Not even the most expert of the experts can predict when, or even if an eruption will happen. They cannot foretell the explosive strength if it does blow. But over 50,000 people have been moved out of their homes on the slopes and in surrounding villages because they would not survive if…

I’m in Ubud. We’re told that here we’re far enough away. I think that’s supposed to make us feel better. The streets are teeming with visitors, more people than I’ve ever seen in this town before. They’re shopping, laughing, packing the many restaurants, and going about life as usual.

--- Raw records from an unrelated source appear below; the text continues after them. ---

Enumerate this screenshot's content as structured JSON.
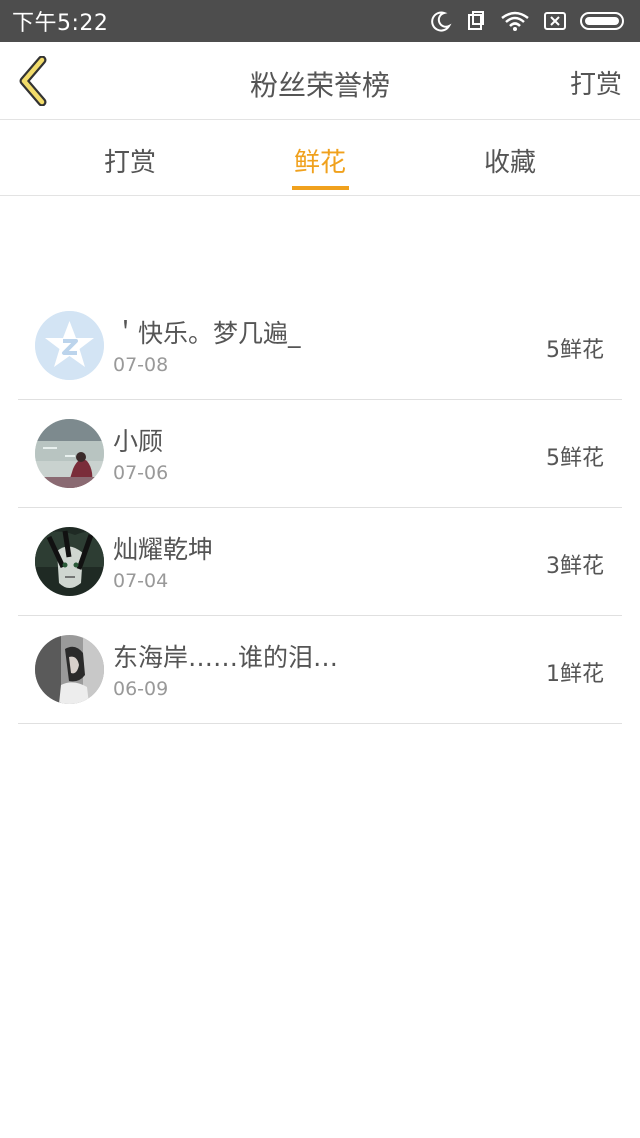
{
  "status_bar": {
    "time": "下午5:22"
  },
  "header": {
    "title": "粉丝荣誉榜",
    "right_link": "打赏"
  },
  "tabs": [
    {
      "label": "打赏",
      "active": false
    },
    {
      "label": "鲜花",
      "active": true
    },
    {
      "label": "收藏",
      "active": false
    }
  ],
  "accent_color": "#f0a11d",
  "list": [
    {
      "name": "＇快乐。梦几遍_",
      "date": "07-08",
      "count": "5鲜花",
      "avatar": "qq-star-icon"
    },
    {
      "name": "小顾",
      "date": "07-06",
      "count": "5鲜花",
      "avatar": "photo"
    },
    {
      "name": "灿耀乾坤",
      "date": "07-04",
      "count": "3鲜花",
      "avatar": "photo"
    },
    {
      "name": "东海岸……谁的泪…",
      "date": "06-09",
      "count": "1鲜花",
      "avatar": "photo"
    }
  ]
}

But I live here, and for me, this is not life as usual. Time hangs between tremors – between news flashes – between numbers, 3 for be careful, 4 for beware. We’re at 4, the highest these warning numbers go. I know many families that aren’t evacuating. Ketut’s is one of them. They live 10 kilometers from Agung. A 7.5 kilometer distance is the mandatory evacuation zone. I worry.

I have never had to psychologically manage such uncertainty before. It’s a helpless feeling. I’m a ‘doer’ and there is nothing I can do to change the situation. I like to imagine that I have control over my environment. I have none. Mother Nature is in charge. Meanwhile, we wait.